在日米軍の規則違反/政府は毅然たる対応を

 山口県岩国市の米海兵隊岩国基地の戦闘機部隊による米軍規則違反の横行が明らかになったのに続き、青森県三沢市の米軍三沢基地所属のF16戦闘機が訓練場外へ模擬弾を落下させるなど在日米軍絡みの不祥事やその隠蔽(いんぺい)、事故が続発している。両市とも米軍と比較的良好な関係だったが、一連の問題は不信感を増幅しかねない。政府は毅然(きぜん)とした姿勢で米政府に再発防止を迫るべきだ。

 高知県沖の太平洋上で昨年12月、岩国基地所属のKC130空中給油機とFA18戦闘攻撃機が夜間の空中給油中に接触し墜落した事故で6人が死亡・行方不明になった。戦闘機部隊の上部組織の第1海兵航空団(沖縄県)の指示による調査報告書で判明した規則違反は常軌を逸している。
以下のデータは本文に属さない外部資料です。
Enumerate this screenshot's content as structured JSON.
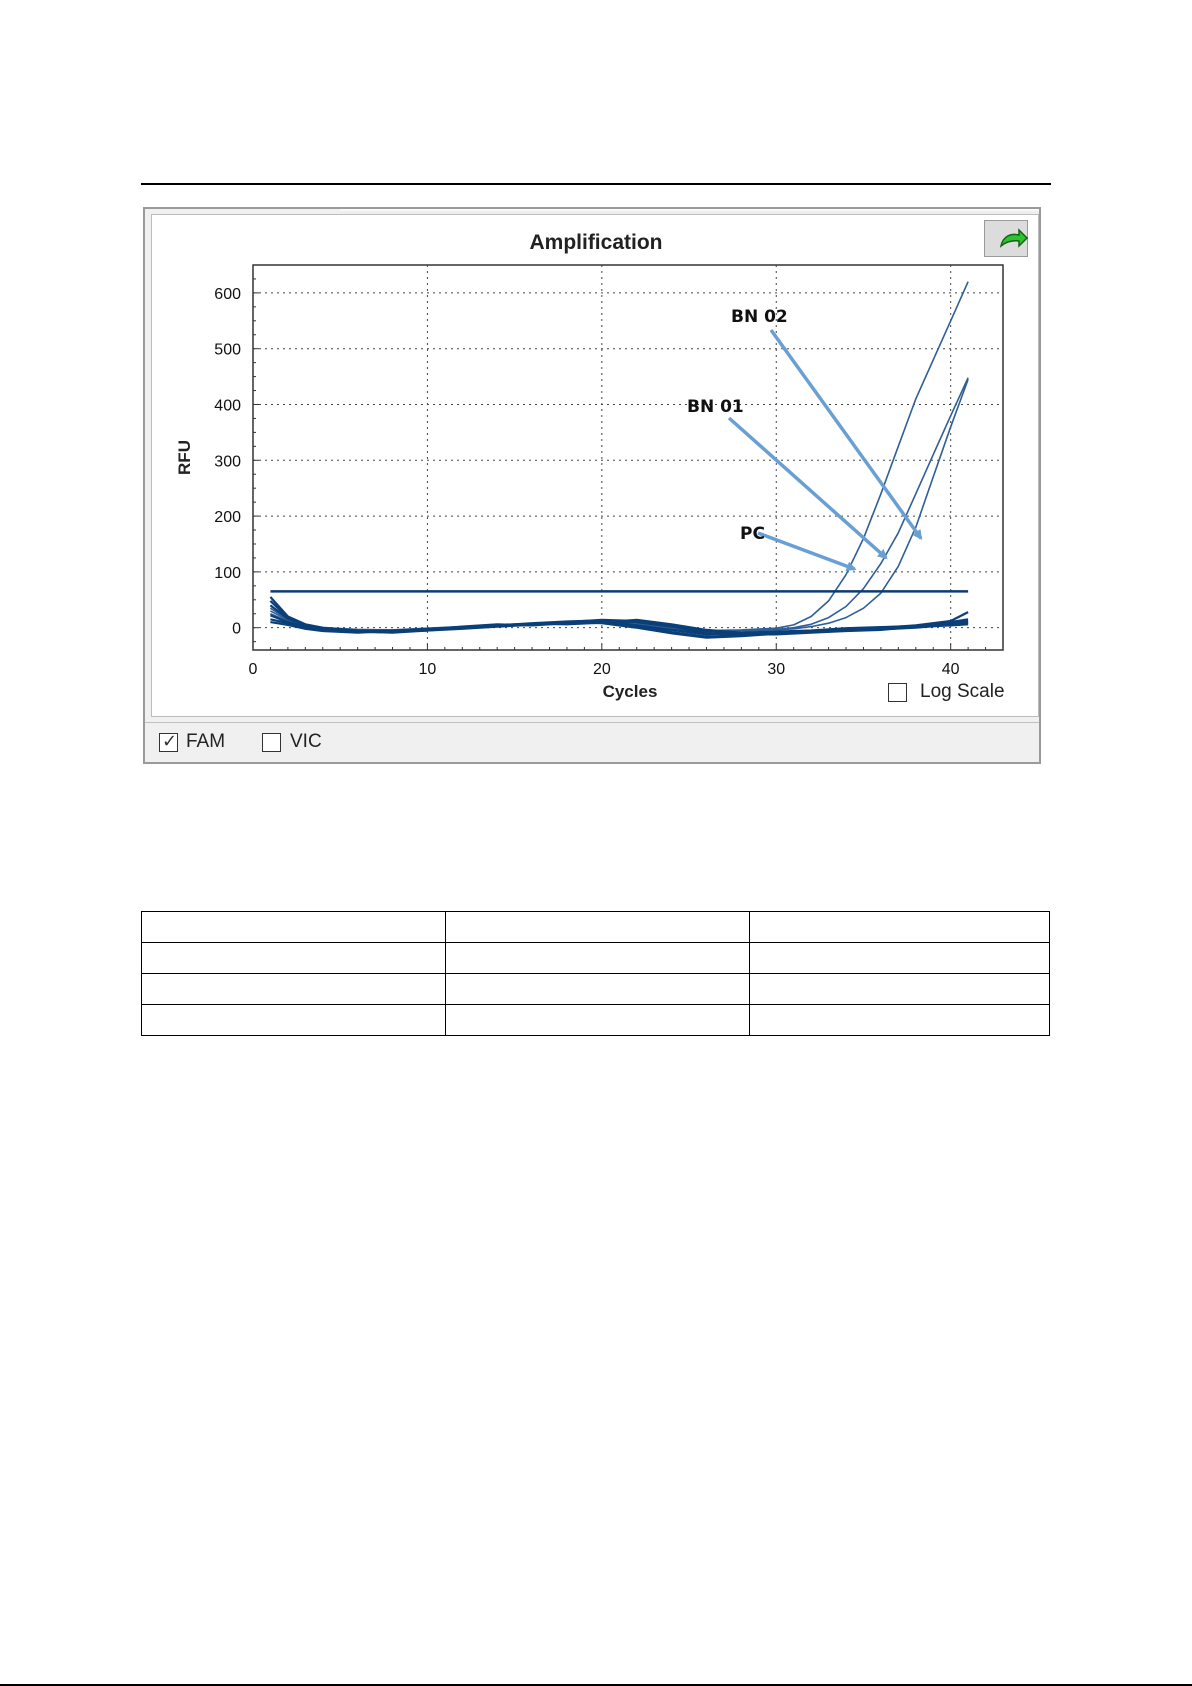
{
  "chart_data": {
    "type": "line",
    "title": "Amplification",
    "xlabel": "Cycles",
    "ylabel": "RFU",
    "xlim": [
      0,
      43
    ],
    "ylim": [
      -40,
      650
    ],
    "xticks": [
      0,
      10,
      20,
      30,
      40
    ],
    "yticks": [
      0,
      100,
      200,
      300,
      400,
      500,
      600
    ],
    "grid": true,
    "threshold": 65,
    "series": [
      {
        "name": "BN 02",
        "x": [
          1,
          2,
          3,
          4,
          6,
          8,
          10,
          12,
          14,
          16,
          18,
          20,
          22,
          24,
          26,
          28,
          30,
          31,
          32,
          33,
          34,
          35,
          36,
          37,
          38,
          39,
          40,
          41
        ],
        "y": [
          25,
          12,
          3,
          -2,
          -5,
          -6,
          -3,
          0,
          3,
          5,
          8,
          10,
          6,
          -2,
          -8,
          -6,
          -4,
          -2,
          2,
          8,
          18,
          35,
          62,
          110,
          180,
          270,
          360,
          445
        ]
      },
      {
        "name": "BN 01",
        "x": [
          1,
          2,
          3,
          4,
          6,
          8,
          10,
          12,
          14,
          16,
          18,
          20,
          22,
          24,
          26,
          28,
          30,
          31,
          32,
          33,
          34,
          35,
          36,
          37,
          38,
          39,
          40,
          41
        ],
        "y": [
          30,
          14,
          4,
          -1,
          -4,
          -5,
          -2,
          1,
          4,
          6,
          9,
          11,
          7,
          0,
          -6,
          -5,
          -3,
          0,
          6,
          18,
          38,
          70,
          115,
          170,
          240,
          310,
          380,
          448
        ]
      },
      {
        "name": "PC",
        "x": [
          1,
          2,
          3,
          4,
          6,
          8,
          10,
          12,
          14,
          16,
          18,
          20,
          22,
          24,
          26,
          28,
          30,
          31,
          32,
          33,
          34,
          35,
          36,
          37,
          38,
          39,
          40,
          41
        ],
        "y": [
          35,
          15,
          5,
          0,
          -3,
          -4,
          -1,
          2,
          5,
          7,
          10,
          12,
          8,
          1,
          -5,
          -4,
          -1,
          5,
          20,
          48,
          95,
          160,
          240,
          325,
          410,
          480,
          550,
          620
        ]
      },
      {
        "x": [
          1,
          2,
          3,
          4,
          6,
          8,
          10,
          12,
          14,
          16,
          18,
          20,
          22,
          24,
          26,
          28,
          30,
          32,
          34,
          36,
          38,
          40,
          41
        ],
        "y": [
          55,
          20,
          6,
          0,
          -5,
          -6,
          -4,
          -1,
          3,
          6,
          9,
          12,
          10,
          2,
          -10,
          -14,
          -10,
          -7,
          -5,
          -3,
          0,
          5,
          8
        ]
      },
      {
        "x": [
          1,
          2,
          3,
          4,
          6,
          8,
          10,
          12,
          14,
          16,
          18,
          20,
          22,
          24,
          26,
          28,
          30,
          32,
          34,
          36,
          38,
          40,
          41
        ],
        "y": [
          48,
          18,
          4,
          -1,
          -7,
          -9,
          -5,
          -2,
          2,
          5,
          10,
          14,
          12,
          5,
          -6,
          -12,
          -12,
          -9,
          -6,
          -4,
          2,
          10,
          15
        ]
      },
      {
        "x": [
          1,
          2,
          3,
          4,
          6,
          8,
          10,
          12,
          14,
          16,
          18,
          20,
          22,
          24,
          26,
          28,
          30,
          32,
          34,
          36,
          38,
          40,
          41
        ],
        "y": [
          40,
          16,
          5,
          -3,
          -6,
          -7,
          -5,
          0,
          4,
          8,
          11,
          13,
          4,
          -4,
          -12,
          -10,
          -8,
          -6,
          -2,
          0,
          4,
          12,
          28
        ]
      },
      {
        "x": [
          1,
          2,
          3,
          4,
          6,
          8,
          10,
          12,
          14,
          16,
          18,
          20,
          22,
          24,
          26,
          28,
          30,
          32,
          34,
          36,
          38,
          40,
          41
        ],
        "y": [
          22,
          10,
          2,
          -4,
          -8,
          -5,
          -2,
          1,
          5,
          7,
          6,
          9,
          3,
          -8,
          -16,
          -14,
          -9,
          -8,
          -4,
          -2,
          1,
          6,
          10
        ]
      },
      {
        "x": [
          1,
          2,
          3,
          4,
          6,
          8,
          10,
          12,
          14,
          16,
          18,
          20,
          22,
          24,
          26,
          28,
          30,
          32,
          34,
          36,
          38,
          40,
          41
        ],
        "y": [
          15,
          8,
          0,
          -5,
          -6,
          -8,
          -3,
          2,
          6,
          4,
          8,
          10,
          14,
          6,
          -4,
          -9,
          -7,
          -5,
          -1,
          1,
          3,
          7,
          12
        ]
      },
      {
        "x": [
          1,
          2,
          3,
          4,
          6,
          8,
          10,
          12,
          14,
          16,
          18,
          20,
          22,
          24,
          26,
          28,
          30,
          32,
          34,
          36,
          38,
          40,
          41
        ],
        "y": [
          10,
          5,
          -2,
          -6,
          -9,
          -6,
          -4,
          0,
          3,
          6,
          9,
          8,
          0,
          -10,
          -18,
          -15,
          -11,
          -7,
          -3,
          -1,
          2,
          4,
          6
        ]
      }
    ],
    "annotations": [
      "BN 02",
      "BN 01",
      "PC"
    ]
  },
  "controls": {
    "log_scale_label": "Log Scale",
    "fam_label": "FAM",
    "vic_label": "VIC",
    "fam_checked": true,
    "vic_checked": false,
    "log_scale_checked": false
  },
  "colors": {
    "series_dark": "#0b3f78",
    "series_light": "#2e5f97",
    "threshold": "#0d3b70",
    "arrow": "#6a9fd4"
  },
  "icons": {
    "export": "export-arrow-icon"
  }
}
手放し操縦や飛行中の読書、ひげを整えながらの自撮りに加え、乗員2人の尿から睡眠導入剤の成分が検出された。

 同時に、2016年4月に起きた沖縄沖上空でのFA18とKC130の接触事故を調べた結果、同じ戦闘機部隊のFA18に責任があると総括。背景には薬物乱用、アルコールの過剰摂取、不倫、指示違反があったと結論づけた。

 防衛省中国四国防衛局は先月、岩国市などに高知県沖の海兵隊機墜落事故原因を報告した際、規則違反を把握していたのに、詳細に説明していない。沖縄沖上空の事故に至っては、高知沖の事故後まで本格的な調査は実施されず、日本側にも報告されていなかった。

 在日米軍の事件・事故を巡っては、日米両政府は1997年に「公共の安全または環境に影響を及ぼす可能性がある」場合、できる限り速やかに通報すると合意している。これを基に河野太郎防衛相は16年事故の連絡がなかった点に触れ「ルール違反だ」と指弾した。だが通報の範囲や時期は米軍の裁量に委ねられているのが実態だ。米軍は沖縄を対象とする別の日米合意にも反して、嘉手納基地でパラシュート降下訓練を相次いで強行している。

 睡眠導入剤や薬物、アルコールを摂取した米兵の乗り込んだ戦闘機が日本の領域を飛んでいた事実は、防衛どころか、この国を脅かす本末転倒の蛮行である。

 米軍は調査後、隊長ら4人を更迭したというが、日本の法律では裁けないのも重大な問題だ。根底には、米軍の特権を定めた日米地位協定の存在がある。米軍の軍人・軍属が日本で犯罪や事故を起こしても、公務中であれば第1次裁判権は米側にあるからだ。

 日米安保条約は米国の日本防衛義務を定める一方、日本が米国を防衛する義務はない。それでも日本が米軍基地を提供することを明記し、多額の在日米軍駐留経費まで負担している。

 加えて安倍晋三首相は米国との「対等な同盟」を掲げ、集団的自衛権の一部行使を容認する安保法制も成立させた。それにもかかわらず、ここまで米軍の専横を許していれば、隷属的な関係はいつまでも変わらない。

 在日米軍の駐留が、地元住民を脅かし、反発を招くようになれば日米同盟は足元から揺らぐ。茂木敏充外相は「地元に不安を与えるようなことがあってはならない」と力説するが、それが体現されるかどうかは、ひとえに安倍政権の姿勢にかかっている。